Queen of saxifrages... Saxifraga oppositifolia

Submitted by Kelaidis on Thu, 02/18/2010 - 06:41

I couldn't resist filling up all the posts on the genus and species Discussions: they were looking so bereft! And if one is to post a saxifrage, surely Saxifraga oppositifolia is the one: I am ashamed to say I am not currently growing this, although I have grown it superbly in Boulder and at the Gardens for decades on end (I once had a mat almost a square yard in extent!). This is a picture I took last July 8 (I think) on a high ridge far above Almaty in Kazakhstan on what may have been the most plant-packed day of my life (excepting, perhaps, a few days in the Andes or South Africa): never have I seen more choice new alpines than with Vladimir Kolbintsev, that most magnificent man and superb tour leader. This grew in vast mats on the rocks, near Thallycospermum, Paraquilegia microphylla, Cystocorydalis fedtschenkoi and Primula xanthobasis to drop a few names...None of the flowers on oppositifolia were widely open: although it was a chilly slightly cloudy day (it hailed)...perhaps a distinct variety?


Submitted by Hoy on Thu, 02/18/2010 - 12:40

I envy you your trip to Kazakhstan!
This S. oppositifolia is very different from those I know from here.

Submitted by Boland on Thu, 02/18/2010 - 16:36

The flowers are certainly not as open as those here...perhaps they simply were not fully open(?).  Our native form is more difficult in cultivation than European forms but we have one surviving in our new crevice garden...maybe after the 4 feet of snow melts this spring, it will grace me for another year!

Submitted by Lori S. on Thu, 02/18/2010 - 19:29

It does not seem so terribly different from this one though... although perhaps this one from Kananaskis Prov. Park, Alberta, was not open fully?  (The date was July 25th - quite late for these here, so you'd expect it to be fully open!) 
I do have to admit I rarely see this species in bloom - I guess we need to start hiking earlier (and perhaps reconcile ourselves to slogging through forest trails that are still snow-covered  :P) or get up to higher elevations!
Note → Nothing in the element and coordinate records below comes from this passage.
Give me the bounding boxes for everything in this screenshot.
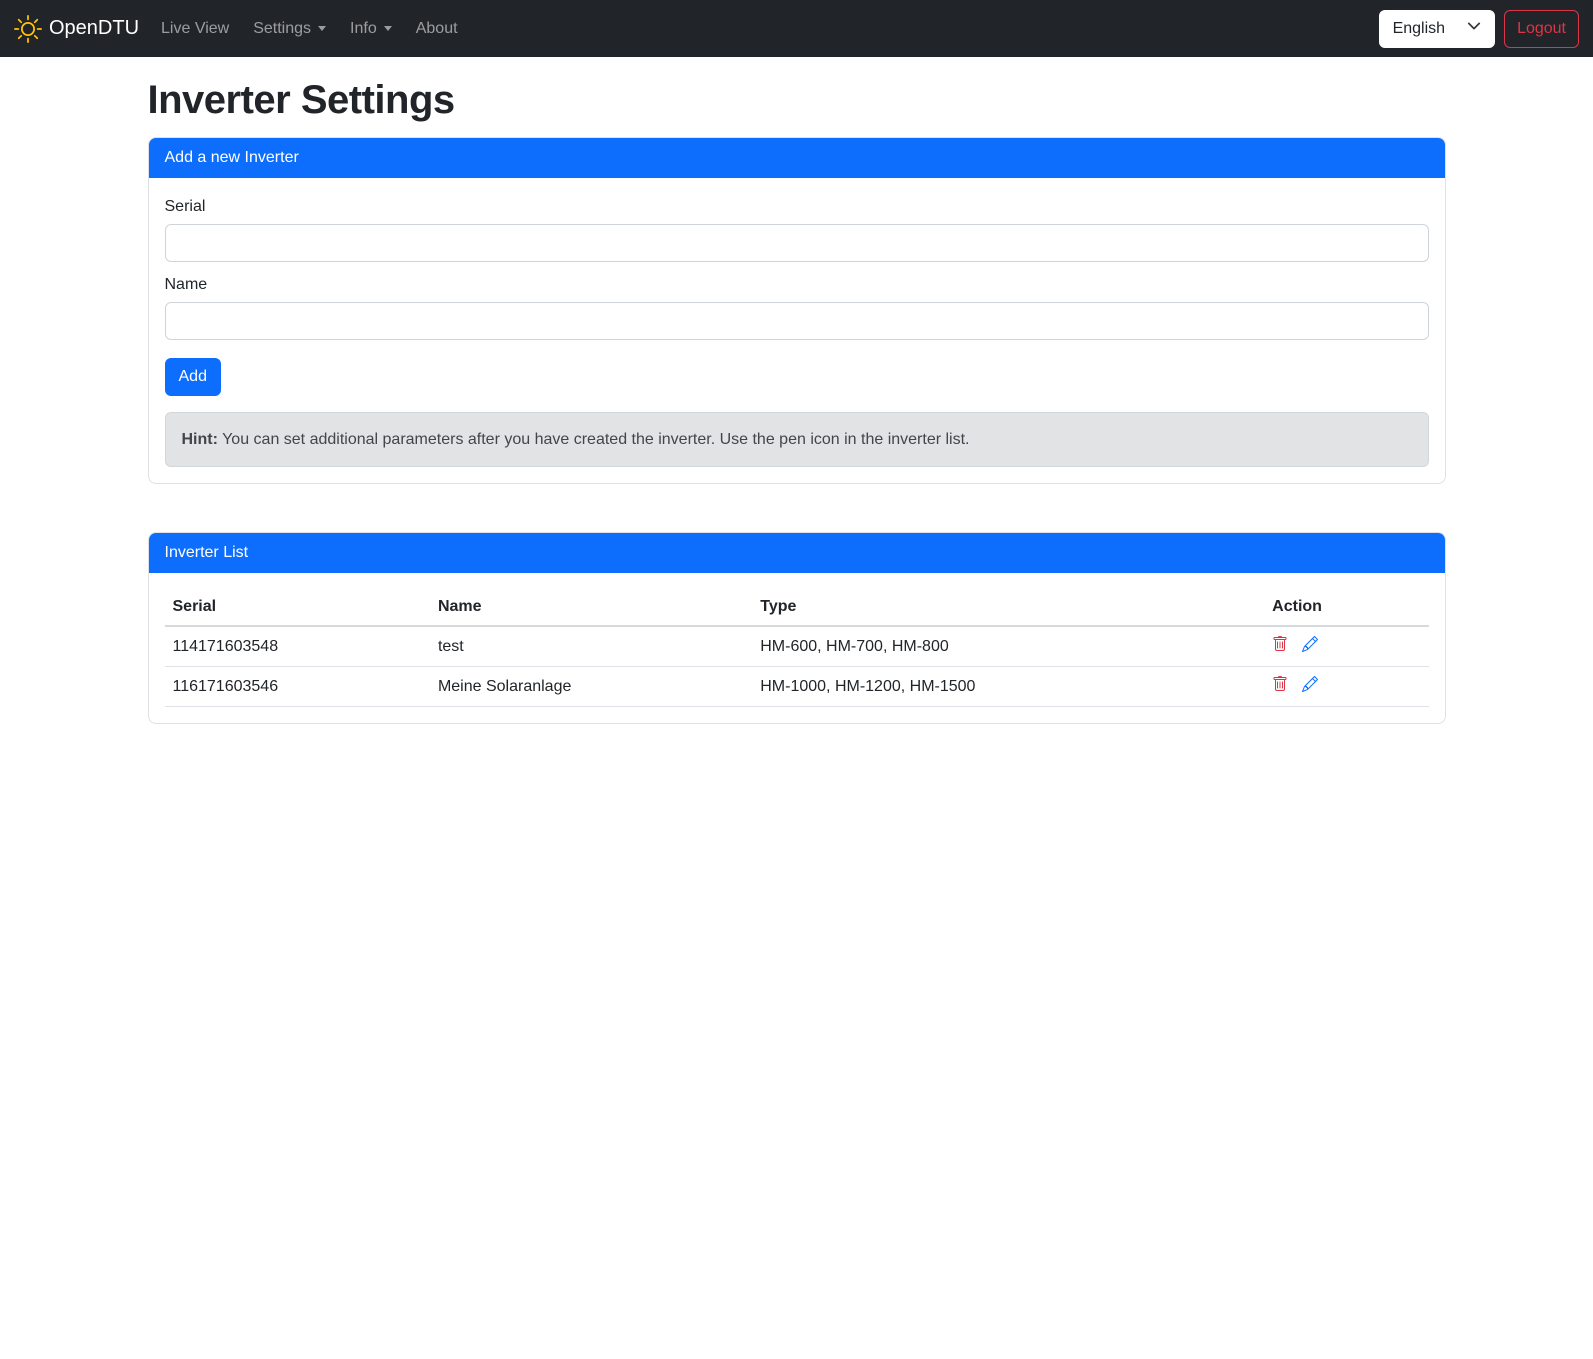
table-row: 114171603548 test HM-600, HM-700, HM-800 (165, 626, 1429, 667)
hint-text: You can set additional parameters after … (218, 431, 970, 448)
pencil-icon (1302, 679, 1318, 696)
inverter-table: Serial Name Type Action 114171603548 tes… (165, 589, 1429, 707)
page-title: Inverter Settings (148, 78, 1446, 123)
logout-button[interactable]: Logout (1504, 10, 1579, 48)
chevron-down-icon (1467, 19, 1481, 38)
nav-links: Live View Settings Info About (153, 12, 474, 46)
navbar-right: English Logout (1379, 10, 1579, 48)
inverter-list-card-header: Inverter List (149, 533, 1445, 573)
add-inverter-card: Add a new Inverter Serial Name Add Hint:… (148, 137, 1446, 484)
delete-inverter-button[interactable] (1272, 676, 1288, 697)
inverter-list-card-body: Serial Name Type Action 114171603548 tes… (149, 573, 1445, 723)
cell-serial: 116171603546 (165, 667, 430, 707)
nav-item-live-view[interactable]: Live View (153, 12, 237, 46)
caret-down-icon (318, 26, 326, 31)
trash-icon (1272, 679, 1288, 696)
add-inverter-card-body: Serial Name Add Hint: You can set additi… (149, 178, 1445, 483)
cell-type: HM-600, HM-700, HM-800 (752, 626, 1264, 667)
language-select-value: English (1393, 20, 1445, 38)
delete-inverter-button[interactable] (1272, 636, 1288, 657)
cell-name: test (430, 626, 752, 667)
serial-input[interactable] (165, 224, 1429, 262)
edit-inverter-button[interactable] (1302, 636, 1318, 657)
serial-field-group: Serial (165, 198, 1429, 262)
table-header-row: Serial Name Type Action (165, 589, 1429, 626)
cell-type: HM-1000, HM-1200, HM-1500 (752, 667, 1264, 707)
edit-inverter-button[interactable] (1302, 676, 1318, 697)
add-button[interactable]: Add (165, 358, 221, 396)
main-content: Inverter Settings Add a new Inverter Ser… (136, 57, 1458, 724)
column-header-name: Name (430, 589, 752, 626)
cell-actions (1264, 667, 1428, 707)
name-input[interactable] (165, 302, 1429, 340)
language-select[interactable]: English (1379, 10, 1495, 48)
table-row: 116171603546 Meine Solaranlage HM-1000, … (165, 667, 1429, 707)
nav-item-settings[interactable]: Settings (245, 12, 334, 46)
caret-down-icon (384, 26, 392, 31)
column-header-serial: Serial (165, 589, 430, 626)
nav-item-about[interactable]: About (408, 12, 466, 46)
navbar: OpenDTU Live View Settings Info About En… (0, 0, 1593, 57)
sun-icon (14, 15, 42, 43)
nav-item-info-label: Info (350, 20, 377, 37)
add-inverter-card-header: Add a new Inverter (149, 138, 1445, 178)
hint-alert: Hint: You can set additional parameters … (165, 412, 1429, 467)
nav-item-settings-label: Settings (253, 20, 311, 37)
cell-actions (1264, 626, 1428, 667)
brand[interactable]: OpenDTU (14, 15, 139, 43)
hint-label: Hint: (182, 431, 218, 448)
column-header-type: Type (752, 589, 1264, 626)
column-header-action: Action (1264, 589, 1428, 626)
name-label: Name (165, 276, 1429, 294)
trash-icon (1272, 639, 1288, 656)
name-field-group: Name (165, 276, 1429, 340)
brand-label: OpenDTU (49, 17, 139, 40)
cell-serial: 114171603548 (165, 626, 430, 667)
inverter-list-card: Inverter List Serial Name Type Action 11… (148, 532, 1446, 724)
pencil-icon (1302, 639, 1318, 656)
nav-item-info[interactable]: Info (342, 12, 400, 46)
cell-name: Meine Solaranlage (430, 667, 752, 707)
serial-label: Serial (165, 198, 1429, 216)
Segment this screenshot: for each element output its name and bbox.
Submitted by McGregorUS on Sat, 02/20/2010 - 04:28

Couldn't resist posting these images of Sax oppositifolia in England on Pen-y-ghent (3 April 2008). I think they are about the best I've seen in the wild. Plants there are quite varied - many are much paler than this. Hope someone might post pics of some of the north Norwegian forms which are quite lovely.